By Marc Whitfield
Partner, Taylor Porter
Registration of a trademark is not required. However, as discussed below, there are significant benefits that arise from registration of a trademark so it is generally very beneficial to register a trademark. For example, one significant limitation upon common law trademarks (unregistered trademarks) is that the owner’s trademark rights are generally limited to the specific territory in which the owner is offering, advertising and selling its goods or services.
A trademark owner can register his trademark locally within the State of his or her operations through the Secretary of State’s Office or the owner can elect to register the trademark federally through the United States Patent and Trademark Office (the “USPTO”), and thereby obtain nationwide registration and protection of the trademark.
If your sales, marketing and customer base is limited exclusively to a specific State, you could choose to register your mark only with that State’s Secretary of State Office. For example, you could register KIROLI MEAT PIES with the Secretary of State’s Office. Upon registration, the Secretary of State’s Office would generally refuse to permit a third party from registering KIROLI MEAT PIES, or any similar mark, within the same applicable class of goods or services under which you have previously registered. In most States, registration of the trademark is also generally required in order to pursue a claim under State law for trademark infringement.

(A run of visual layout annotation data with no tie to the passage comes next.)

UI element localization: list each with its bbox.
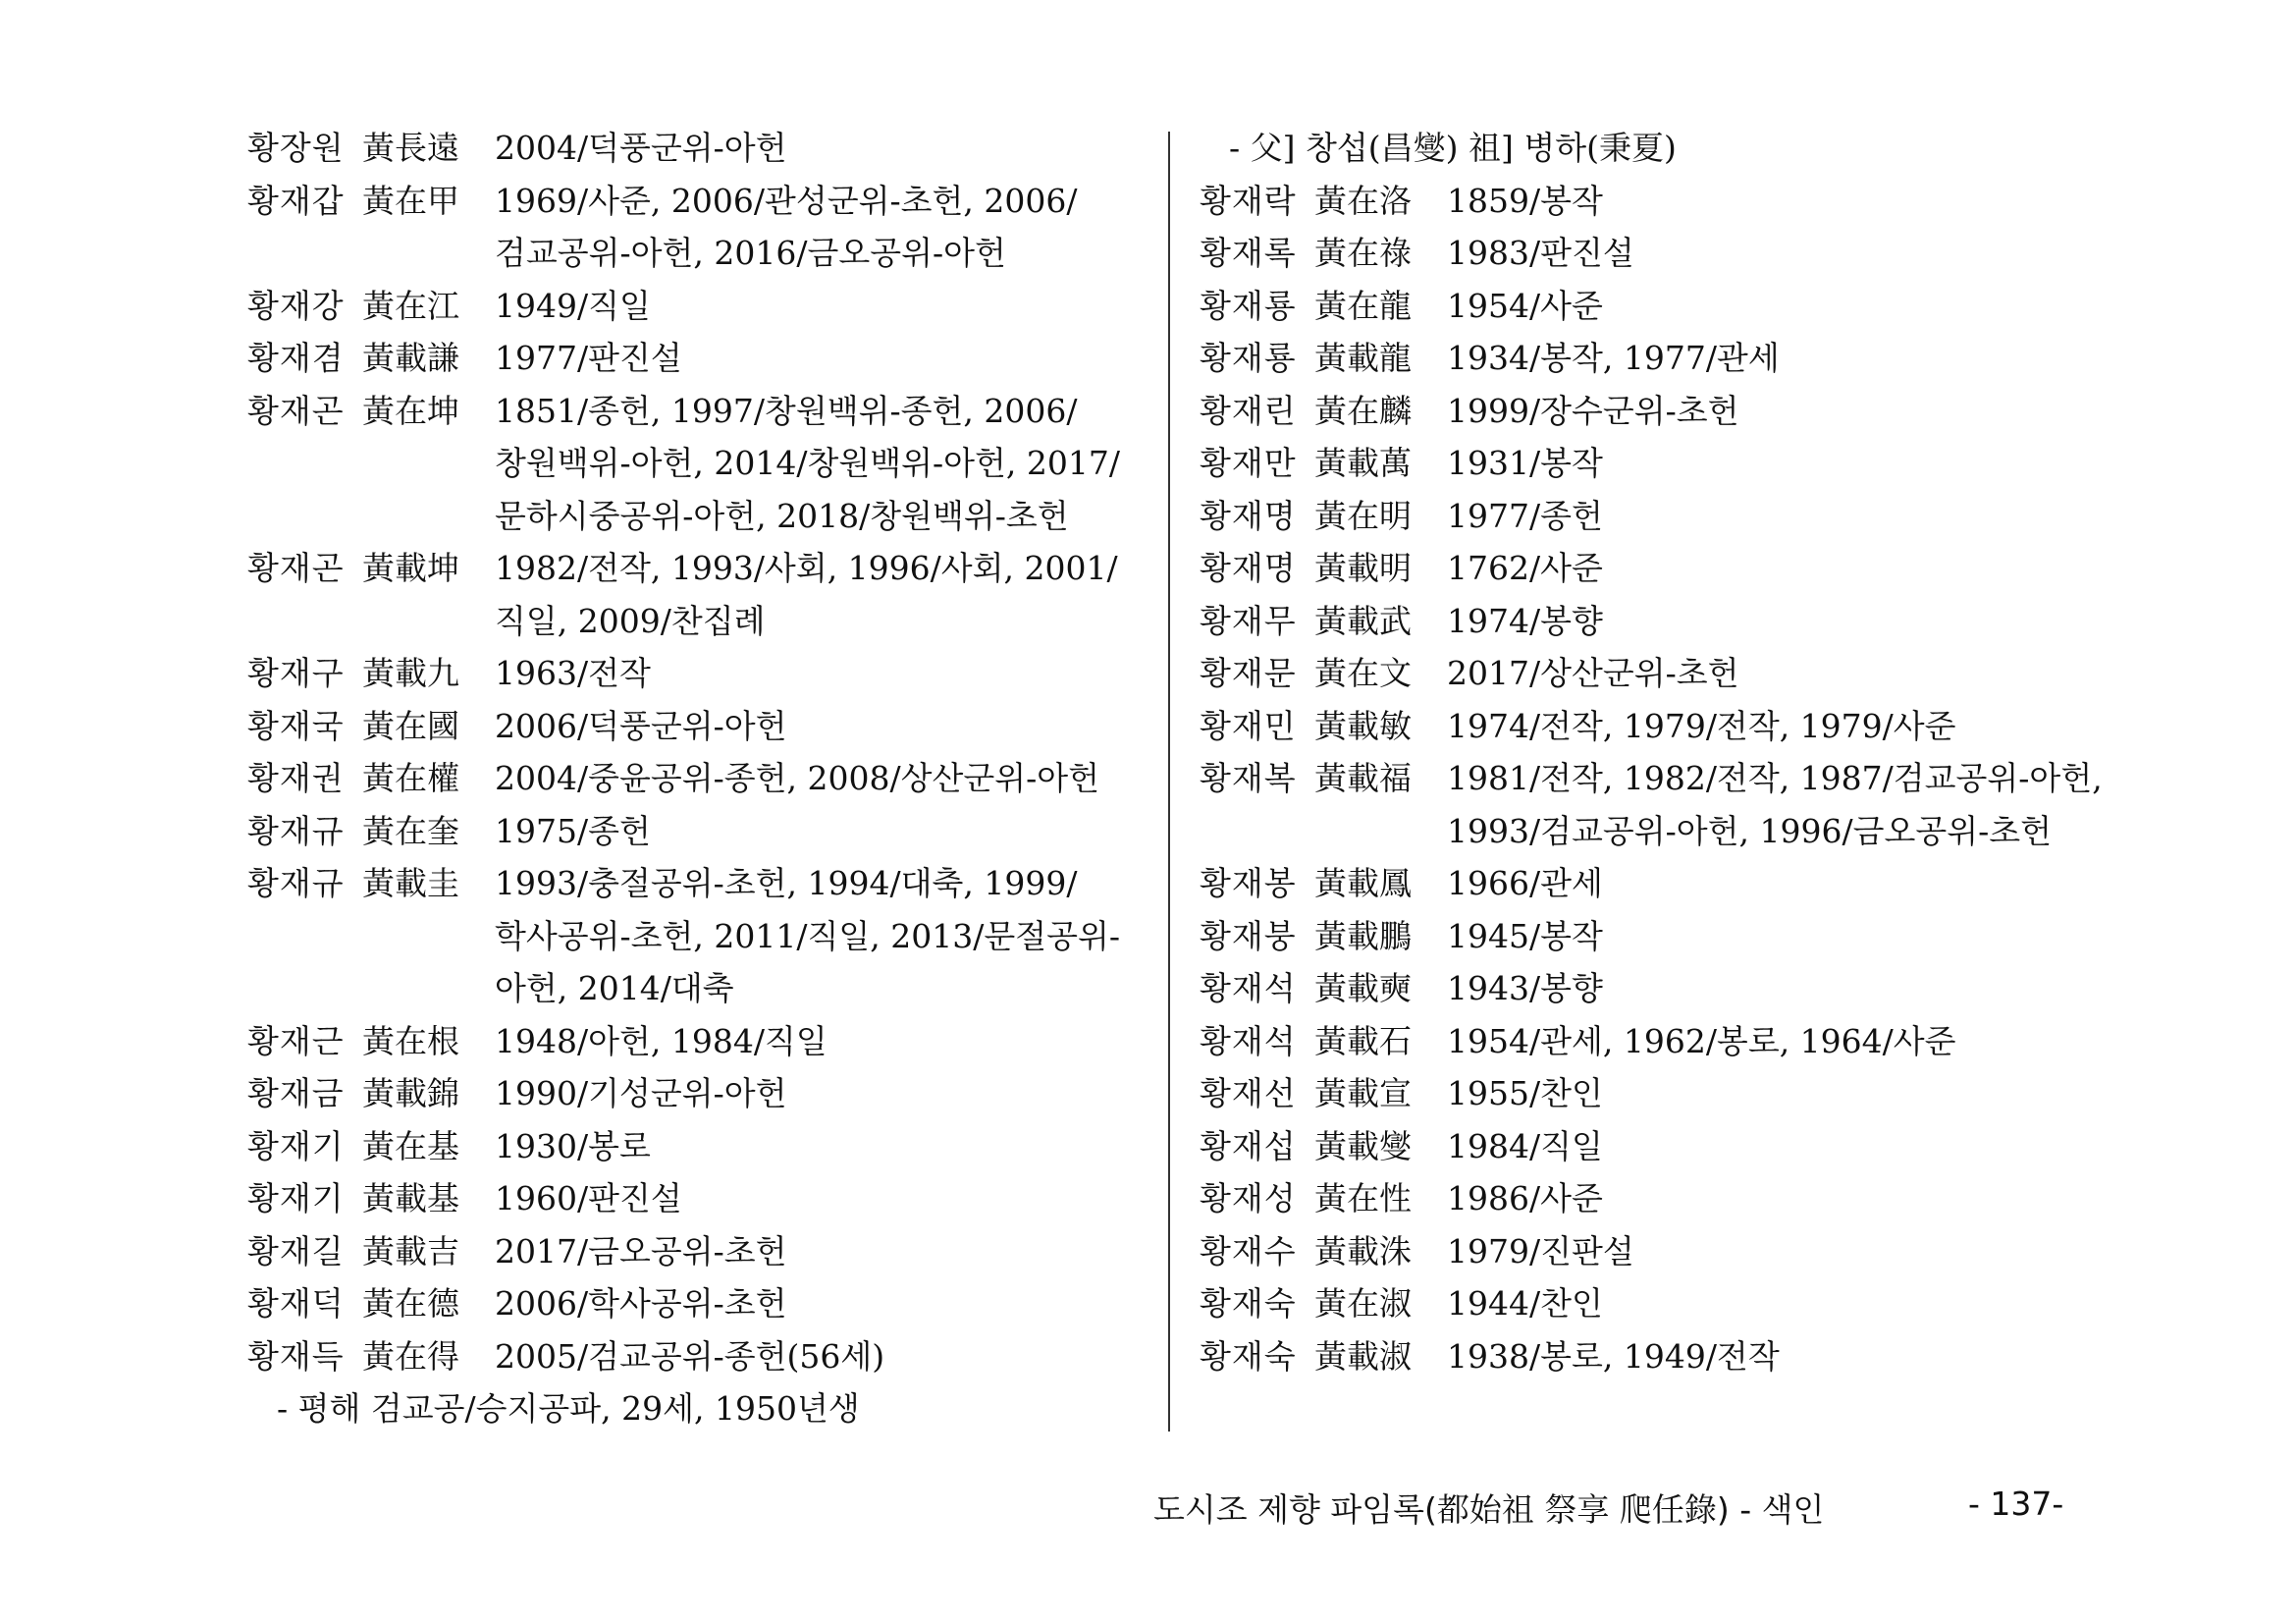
entry-korean-name: 황재문 <box>1200 654 1297 692</box>
entry-hanja-name: 黃在奎 <box>362 811 459 850</box>
entry-korean-name: 황재구 <box>247 654 345 692</box>
entry-korean-name: 황재금 <box>247 1074 345 1112</box>
entry-hanja-name: 黃在根 <box>362 1021 459 1060</box>
entry-korean-name: 황재숙 <box>1200 1336 1297 1376</box>
entry-hanja-name: 黃在國 <box>362 706 459 745</box>
entry-korean-name: 황재선 <box>1200 1074 1297 1112</box>
entry-hanja-name: 黃在明 <box>1314 496 1412 535</box>
index-entry <box>1200 1015 2122 1068</box>
entry-hanja-name: 黃載敏 <box>1314 706 1412 745</box>
entry-records: 1966/관세 <box>1447 864 1603 902</box>
entry-records: 1977/종헌 <box>1447 496 1603 535</box>
entry-hanja-name: 黃載謙 <box>362 339 459 377</box>
entry-hanja-name: 黃載宣 <box>1314 1074 1412 1112</box>
entry-records: 1969/사준, 2006/관성군위-초헌, 2006/검교공위-아헌, 2016/금오공위-아헌 <box>495 181 1078 272</box>
entry-korean-name: 황재덕 <box>247 1284 345 1323</box>
entry-records: 2017/금오공위-초헌 <box>495 1231 787 1270</box>
index-column-left <box>247 122 1150 1435</box>
index-entry <box>247 1277 1150 1330</box>
entry-hanja-name: 黃載石 <box>1314 1021 1412 1060</box>
entry-korean-name: 황재붕 <box>1200 916 1297 955</box>
index-entry <box>247 1172 1150 1225</box>
index-entry <box>247 1067 1150 1120</box>
entry-korean-name: 황장원 <box>247 129 345 167</box>
entry-records: 1943/봉향 <box>1447 969 1603 1007</box>
index-entry <box>247 857 1150 1015</box>
entry-records: 1954/관세, 1962/봉로, 1964/사준 <box>1447 1021 1956 1060</box>
right-entries <box>1200 175 2122 1383</box>
entry-korean-name: 황재국 <box>247 706 345 745</box>
entry-hanja-name: 黃載洙 <box>1314 1231 1412 1270</box>
entry-hanja-name: 黃載基 <box>362 1179 459 1217</box>
index-entry <box>1200 542 2122 595</box>
entry-hanja-name: 黃在龍 <box>1314 286 1412 325</box>
entry-hanja-name: 黃在德 <box>362 1284 459 1323</box>
entry-hanja-name: 黃長遠 <box>362 129 459 167</box>
entry-records: 2004/덕풍군위-아헌 <box>495 129 787 167</box>
entry-korean-name: 황재복 <box>1200 759 1297 797</box>
entry-records: 1944/찬인 <box>1447 1284 1603 1323</box>
index-entry <box>247 280 1150 333</box>
entry-korean-name: 황재곤 <box>247 391 345 430</box>
entry-hanja-name: 黃在文 <box>1314 654 1412 692</box>
entry-korean-name: 황재기 <box>247 1179 345 1217</box>
index-entry <box>1200 490 2122 543</box>
entry-korean-name: 황재규 <box>247 811 345 850</box>
entry-hanja-name: 黃載坤 <box>362 549 459 587</box>
entry-hanja-name: 黃在麟 <box>1314 391 1412 430</box>
index-entry <box>1200 1067 2122 1120</box>
entry-hanja-name: 黃在江 <box>362 286 459 325</box>
entry-korean-name: 황재섭 <box>1200 1126 1297 1165</box>
index-entry <box>1200 280 2122 333</box>
entry-hanja-name: 黃在得 <box>362 1336 459 1376</box>
entry-hanja-name: 黃在坤 <box>362 391 459 430</box>
entry-records: 1945/봉작 <box>1447 916 1603 955</box>
entry-hanja-name: 黃在甲 <box>362 181 459 220</box>
left-entries <box>247 122 1150 1382</box>
index-entry <box>1200 1277 2122 1330</box>
entry-records: 1931/봉작 <box>1447 444 1603 482</box>
entry-hanja-name: 黃在權 <box>362 759 459 797</box>
entry-records: 1930/봉로 <box>495 1126 651 1165</box>
entry-hanja-name: 黃載武 <box>1314 601 1412 640</box>
entry-records: 1981/전작, 1982/전작, 1987/검교공위-아헌, 1993/검교공위-아헌, 1996/금오공위-초헌 <box>1447 759 2103 850</box>
entry-korean-name: 황재석 <box>1200 969 1297 1007</box>
footer-title: 도시조 제향 파임록(都始祖 祭享 爬任錄) - 색인 <box>1153 1490 1825 1529</box>
entry-hanja-name: 黃在洛 <box>1314 181 1412 220</box>
entry-korean-name: 황재락 <box>1200 181 1297 220</box>
index-entry <box>1200 910 2122 963</box>
entry-records: 1993/충절공위-초헌, 1994/대축, 1999/학사공위-초헌, 2011/직일, 2013/문절공위-아헌, 2014/대축 <box>495 864 1120 1007</box>
entry-korean-name: 황재규 <box>247 864 345 902</box>
entry-korean-name: 황재봉 <box>1200 864 1297 902</box>
index-entry <box>247 1015 1150 1068</box>
entry-korean-name: 황재득 <box>247 1336 345 1376</box>
index-column-right <box>1200 122 2122 1382</box>
entry-hanja-name: 黃載燮 <box>1314 1126 1412 1165</box>
entry-hanja-name: 黃載淑 <box>1314 1336 1412 1376</box>
entry-korean-name: 황재권 <box>247 759 345 797</box>
left-entry-note: - 평해 검교공/승지공파, 29세, 1950년생 <box>277 1389 860 1428</box>
entry-korean-name: 황재룡 <box>1200 286 1297 325</box>
entry-records: 1948/아헌, 1984/직일 <box>495 1021 828 1060</box>
entry-korean-name: 황재숙 <box>1200 1284 1297 1323</box>
index-entry <box>1200 647 2122 700</box>
index-entry <box>247 647 1150 700</box>
entry-records: 1963/전작 <box>495 654 651 692</box>
entry-records: 1974/전작, 1979/전작, 1979/사준 <box>1447 706 1956 745</box>
index-entry <box>247 805 1150 858</box>
entry-records: 2004/중윤공위-종헌, 2008/상산군위-아헌 <box>495 759 1100 797</box>
entry-korean-name: 황재민 <box>1200 706 1297 745</box>
entry-hanja-name: 黃載錦 <box>362 1074 459 1112</box>
index-entry <box>1200 332 2122 385</box>
entry-hanja-name: 黃在祿 <box>1314 234 1412 272</box>
index-entry <box>247 542 1150 647</box>
entry-records: 1762/사준 <box>1447 549 1603 587</box>
entry-records: 1955/찬인 <box>1447 1074 1603 1112</box>
index-entry <box>247 1120 1150 1173</box>
entry-records: 1954/사준 <box>1447 286 1603 325</box>
entry-hanja-name: 黃載福 <box>1314 759 1412 797</box>
page-number: - 137- <box>1968 1485 2064 1523</box>
index-entry <box>1200 1330 2122 1383</box>
entry-hanja-name: 黃在淑 <box>1314 1284 1412 1323</box>
entry-korean-name: 황재기 <box>247 1126 345 1165</box>
entry-records: 2005/검교공위-종헌(56세) <box>495 1336 885 1376</box>
entry-hanja-name: 黃載圭 <box>362 864 459 902</box>
entry-korean-name: 황재석 <box>1200 1021 1297 1060</box>
entry-korean-name: 황재수 <box>1200 1231 1297 1270</box>
index-entry <box>247 752 1150 805</box>
entry-hanja-name: 黃載九 <box>362 654 459 692</box>
entry-korean-name: 황재린 <box>1200 391 1297 430</box>
index-entry <box>247 385 1150 543</box>
index-entry <box>247 122 1150 175</box>
entry-korean-name: 황재강 <box>247 286 345 325</box>
entry-korean-name: 황재명 <box>1200 549 1297 587</box>
entry-records: 2006/덕풍군위-아헌 <box>495 706 787 745</box>
index-entry <box>1200 437 2122 490</box>
entry-records: 1977/판진설 <box>495 339 682 377</box>
index-entry <box>247 1330 1150 1383</box>
index-entry <box>1200 1120 2122 1173</box>
entry-korean-name: 황재룡 <box>1200 339 1297 377</box>
entry-hanja-name: 黃載奭 <box>1314 969 1412 1007</box>
entry-hanja-name: 黃在基 <box>362 1126 459 1165</box>
entry-records: 1982/전작, 1993/사회, 1996/사회, 2001/직일, 2009/찬집례 <box>495 549 1118 640</box>
index-entry <box>247 1225 1150 1278</box>
entry-records: 1999/장수군위-초헌 <box>1447 391 1739 430</box>
entry-records: 2006/학사공위-초헌 <box>495 1284 787 1323</box>
entry-korean-name: 황재겸 <box>247 339 345 377</box>
index-entry <box>1200 962 2122 1015</box>
entry-records: 1990/기성군위-아헌 <box>495 1074 787 1112</box>
entry-hanja-name: 黃載明 <box>1314 549 1412 587</box>
index-entry <box>1200 857 2122 910</box>
entry-records: 1974/봉향 <box>1447 601 1603 640</box>
index-entry <box>1200 175 2122 228</box>
index-entry <box>1200 1172 2122 1225</box>
entry-korean-name: 황재무 <box>1200 601 1297 640</box>
entry-hanja-name: 黃載龍 <box>1314 339 1412 377</box>
entry-hanja-name: 黃載吉 <box>362 1231 459 1270</box>
entry-records: 2017/상산군위-초헌 <box>1447 654 1739 692</box>
entry-hanja-name: 黃載鳳 <box>1314 864 1412 902</box>
entry-records: 1960/판진설 <box>495 1179 682 1217</box>
entry-korean-name: 황재성 <box>1200 1179 1297 1217</box>
index-entry <box>1200 227 2122 280</box>
entry-hanja-name: 黃在性 <box>1314 1179 1412 1217</box>
entry-korean-name: 황재길 <box>247 1231 345 1270</box>
entry-korean-name: 황재만 <box>1200 444 1297 482</box>
entry-hanja-name: 黃載萬 <box>1314 444 1412 482</box>
index-entry <box>247 332 1150 385</box>
entry-korean-name: 황재근 <box>247 1021 345 1060</box>
entry-korean-name: 황재록 <box>1200 234 1297 272</box>
entry-records: 1949/직일 <box>495 286 651 325</box>
entry-korean-name: 황재갑 <box>247 181 345 220</box>
index-entry <box>247 175 1150 280</box>
entry-records: 1979/진판설 <box>1447 1231 1634 1270</box>
entry-records: 1975/종헌 <box>495 811 651 850</box>
entry-records: 1938/봉로, 1949/전작 <box>1447 1336 1780 1376</box>
entry-records: 1934/봉작, 1977/관세 <box>1447 339 1780 377</box>
index-entry <box>1200 1225 2122 1278</box>
entry-records: 1983/판진설 <box>1447 234 1634 272</box>
entry-korean-name: 황재곤 <box>247 549 345 587</box>
index-entry <box>1200 385 2122 438</box>
entry-hanja-name: 黃載鵬 <box>1314 916 1412 955</box>
column-divider <box>1168 132 1170 1432</box>
entry-records: 1986/사준 <box>1447 1179 1603 1217</box>
right-entry-note: - 父] 창섭(昌燮) 祖] 병하(秉夏) <box>1229 129 1677 167</box>
entry-records: 1859/봉작 <box>1447 181 1603 220</box>
entry-records: 1851/종헌, 1997/창원백위-종헌, 2006/창원백위-아헌, 2014/창원백위-아헌, 2017/문하시중공위-아헌, 2018/창원백위-초헌 <box>495 391 1120 535</box>
entry-records: 1984/직일 <box>1447 1126 1603 1165</box>
index-entry <box>1200 595 2122 648</box>
entry-korean-name: 황재명 <box>1200 496 1297 535</box>
page-footer <box>1153 1485 2064 1531</box>
index-entry <box>247 700 1150 753</box>
index-entry <box>1200 752 2122 857</box>
index-entry <box>1200 700 2122 753</box>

Although federal registration of a mark is not mandatory, it has several advantages over non-registered marks and marks registered only with a State, which generally only provides limited legal rights and procedural benefits within the state of registration. A federal registration, on the other hand, provides nationwide protection and significantly more legal rights and procedural benefits, including notice to the public of the registrant’s claim of ownership to the mark, legal presumption of ownership nationwide, the right to use the federal registration symbol “®” and exclusive right to use the mark on or in connection with the goods/services listed in the registration. In addition, certain legal remedies and recoverable damages are only available to owners of registered marks. Since a federal registration provides nationwide exclusivity to the registered trademark, a federal registration will generally take at least six to seven months to complete, if everything goes well.
The USPTO will also refuse registration of certain types of marks. For example, the USPTO will generally not permit the registration of surnames; geographically descriptive marks (e.g. LOUISIANA EXPORTS); disparaging or offensive terms; foreign terms that translate into a descriptive or generic term (e.g., AGUA for water); a living individual’s name or likeness; the title of a single book and/or movie; and matter that is used in a purely ornamental manner. While some of these refusals are an absolute bar to registration, others may be overcome by extrinsic evidence under certain circumstances.